On Wednesday morning, Ms. Homan was able to put a few hundred dollars in the hands of each employee that is unable to work during the COVID-19 crisis.
“I had customers texting me and calling me saying, ‘I want to contribute. I want to do something,’” said Ms. Homan. “To be able to do something for these people feels good.”
Without a list of regular customers to draw from, Ms. Homan has been promoting the fund through her Facebook and Instagram accounts. She’s also promoting other GoFundMe efforts around town, like the Los Arroyos Employee Relief Fund and an employee led effort for Arigato Sushi.
“We’re all in this together. We all need to help each other out.
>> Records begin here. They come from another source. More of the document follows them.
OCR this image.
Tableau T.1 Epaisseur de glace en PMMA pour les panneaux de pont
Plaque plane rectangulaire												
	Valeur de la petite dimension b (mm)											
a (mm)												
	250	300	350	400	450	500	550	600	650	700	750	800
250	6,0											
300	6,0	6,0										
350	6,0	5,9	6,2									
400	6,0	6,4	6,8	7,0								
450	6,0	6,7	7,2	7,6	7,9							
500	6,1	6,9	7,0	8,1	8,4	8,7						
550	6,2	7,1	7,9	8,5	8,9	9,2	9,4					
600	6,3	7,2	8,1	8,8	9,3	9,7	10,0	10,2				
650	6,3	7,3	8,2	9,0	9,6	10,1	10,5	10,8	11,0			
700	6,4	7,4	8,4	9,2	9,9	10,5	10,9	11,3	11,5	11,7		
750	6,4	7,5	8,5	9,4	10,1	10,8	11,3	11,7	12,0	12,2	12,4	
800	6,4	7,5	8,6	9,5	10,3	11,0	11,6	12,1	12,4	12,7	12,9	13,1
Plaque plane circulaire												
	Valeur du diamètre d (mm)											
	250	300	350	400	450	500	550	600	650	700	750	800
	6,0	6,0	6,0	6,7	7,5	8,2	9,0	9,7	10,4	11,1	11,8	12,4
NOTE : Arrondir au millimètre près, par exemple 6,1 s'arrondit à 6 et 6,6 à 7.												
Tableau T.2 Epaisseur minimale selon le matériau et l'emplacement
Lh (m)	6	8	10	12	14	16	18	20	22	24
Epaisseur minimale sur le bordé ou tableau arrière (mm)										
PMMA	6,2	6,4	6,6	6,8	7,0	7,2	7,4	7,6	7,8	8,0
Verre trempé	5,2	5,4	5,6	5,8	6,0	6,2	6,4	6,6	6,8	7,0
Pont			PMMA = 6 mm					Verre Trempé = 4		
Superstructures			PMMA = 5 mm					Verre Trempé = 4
We’re in for some tough times right here, and the more we do to support each other the better off we’re all going to be. Plus it feels great to put cash into somebody’s hand that needs it,” said Ms. Homan.
In addition to the GoFundMe, Ms. Homan is working with Owner Gene Montesano, who also owns Lucky’s, Joe’s Cafe, and D’Angelo’s Bread, to “accommodate the new normal” and find new ways to utilize their access to bulk orders and get people back to work and paid.
“He’s thinking about opening Joe’s as a grocer to have grocery items there for people so you can reduce your footprint in town and not go to the grocery store but go to Joe’s instead to get what you need. That way he also has the opportunity to put some people back on the payroll,” said Ms. Homan.
In the meantime, Ms. Homan is spreading the word and sharing each donation on social media, and said employees have been grateful to see the support demonstrated so far.
“It’s meaningful. It shows that their community is supporting them. It’s really important because there’s a huge discrepancy between the haves and the have nots,” said Ms. Homan.
“We’re in Montecito. You have people living paycheck to paycheck that are serving multi-gazillionaires living here, and they’re supporting them. They’re giving, and it’s really wonderful for our staff to see that support. You know, we serve them, and now they’re serving us and it’s a beautiful thing.”